Commercial extraction touched the river only lightly. It was logged modestly from the 1880s through the 1920s, since Alberta's rivers are not as timber-rich as the Pacific coast or the boreal belt. Sawmills at Edmonton, Calgary, and Lethbridge, Canadian Pacific Railway expansion, and coal-mine timber operations were the major operators. The exhaustion of old-growth stands around 1910, the start of provincial forestry conservation in 1915, and the creation of provincial forests in the 1920s and 1930s ended large-scale cutting.

Systematic measurement arrived with the government surveyors. The 1890s–1910s Survey of the Prairies and Rocky Mountain foothills, the establishment of a North Saskatchewan gauging station by the Dominion Water and Power Bureau — now the Water Survey of Canada — and Alberta Research Council streamflow surveys of the 1920s–1940s were the first comprehensive hydrological assessments. Later Alberta Department of Environment studies and modern programs, including the Total Maximum Daily Load work and the South Saskatchewan Regional Plan, carried that record into the present.

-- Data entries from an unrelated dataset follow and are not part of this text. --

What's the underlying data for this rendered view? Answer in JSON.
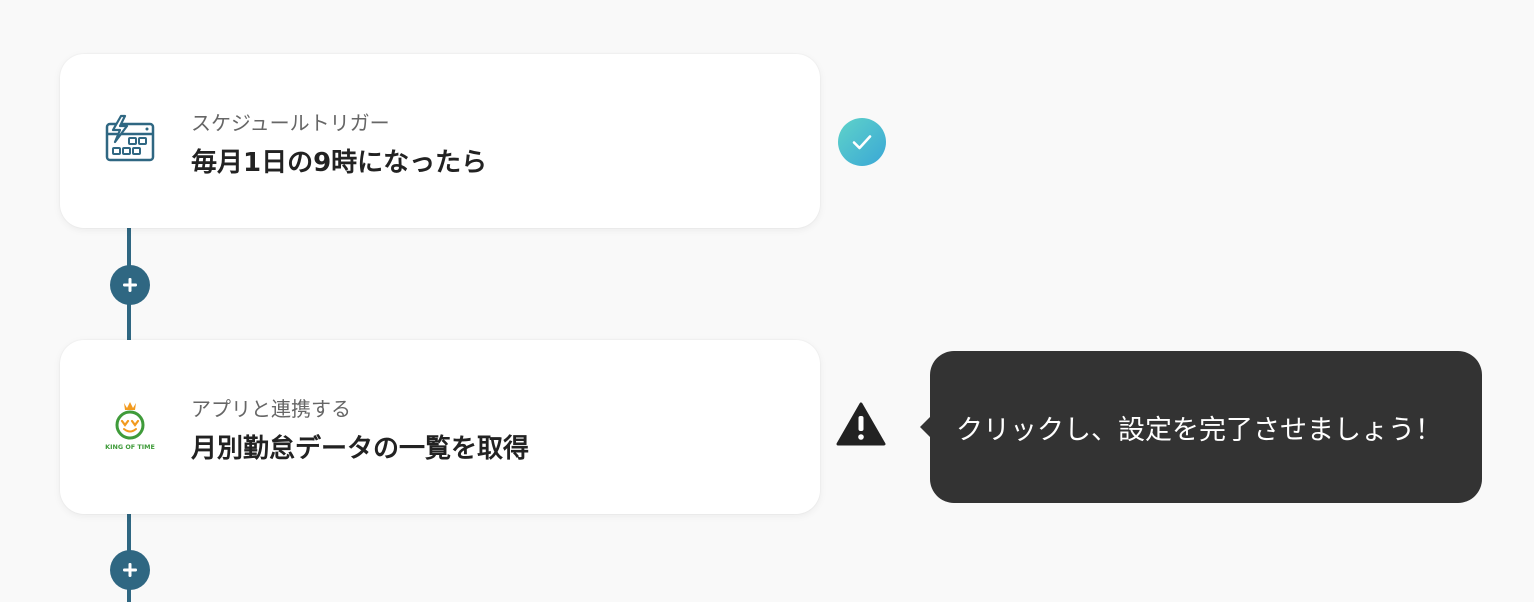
{
  "flow": {
    "steps": [
      {
        "subtitle": "スケジュールトリガー",
        "title": "毎月1日の9時になったら",
        "icon": "schedule-trigger-icon",
        "status": "complete"
      },
      {
        "subtitle": "アプリと連携する",
        "title": "月別勤怠データの一覧を取得",
        "icon": "king-of-time-logo",
        "status": "warning"
      }
    ],
    "add_step_icon": "plus-icon"
  },
  "tooltip": {
    "text": "クリックし、設定を完了させましょう！"
  },
  "logo": {
    "king_of_time_text": "KING OF TIME"
  },
  "colors": {
    "background": "#f9f9f9",
    "connector": "#2f6782",
    "check_gradient_start": "#5fd3c9",
    "check_gradient_end": "#3aa7d6",
    "warning": "#222222",
    "tooltip_bg": "#333333",
    "logo_green": "#3f9b3a",
    "logo_orange": "#f29a1f"
  }
}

Recovery defines the river's recent chapter. Since 2010, Alberta Environment and Protected Areas, working with North Saskatchewan Watershed partnerships and the Siksika Nation, Blood Tribe, Piikani Nation, and Stoney Nakoda Nations, has addressed more than a century of logging, mining, agricultural, and industrial impacts. Streambank stabilization, native fish restocking for westslope cutthroat trout and bull trout, and Indigenous river stewardship initiatives mark the effort. The North Saskatchewan today supports the economies of Edmonton, Rocky Mountain House, and Drayton Valley, and anchors the North Saskatchewan River Valley and Edmonton's River Valley Parks system — one of several Alberta waters in the Canadian Heritage Rivers system alongside the Athabasca, Bow, Red Deer, Milk, and Peace.

Solunar Fishing Activity
🌒
Waxing Crescent
26% illumination
Poor
Moon overhead
12:09 PM
Moonrise
6:35 PM
Moonset
5:42 AM
Moon underfoot
12:09 AM
Next full moon: Jul 2910 days
10-Year Flow Patterns
See 10 years of flow patterns for this river — historical analysis is a Pro feature.Upgrade to Pro →
Your Optimal Range
Set your personal optimal CFS window per river — custom ranges are a Pro feature.Upgrade to Pro →
Data Quality

River conditions are community-verified. CFS ranges, difficulty ratings, and access points may not reflect every flow level or seasonal change. Always check current conditions, scout unfamiliar rapids, and paddle within your skill level.

Know the North Saskatchewan River? Your local knowledge makes this page better for every paddler, angler, and guide who comes after you.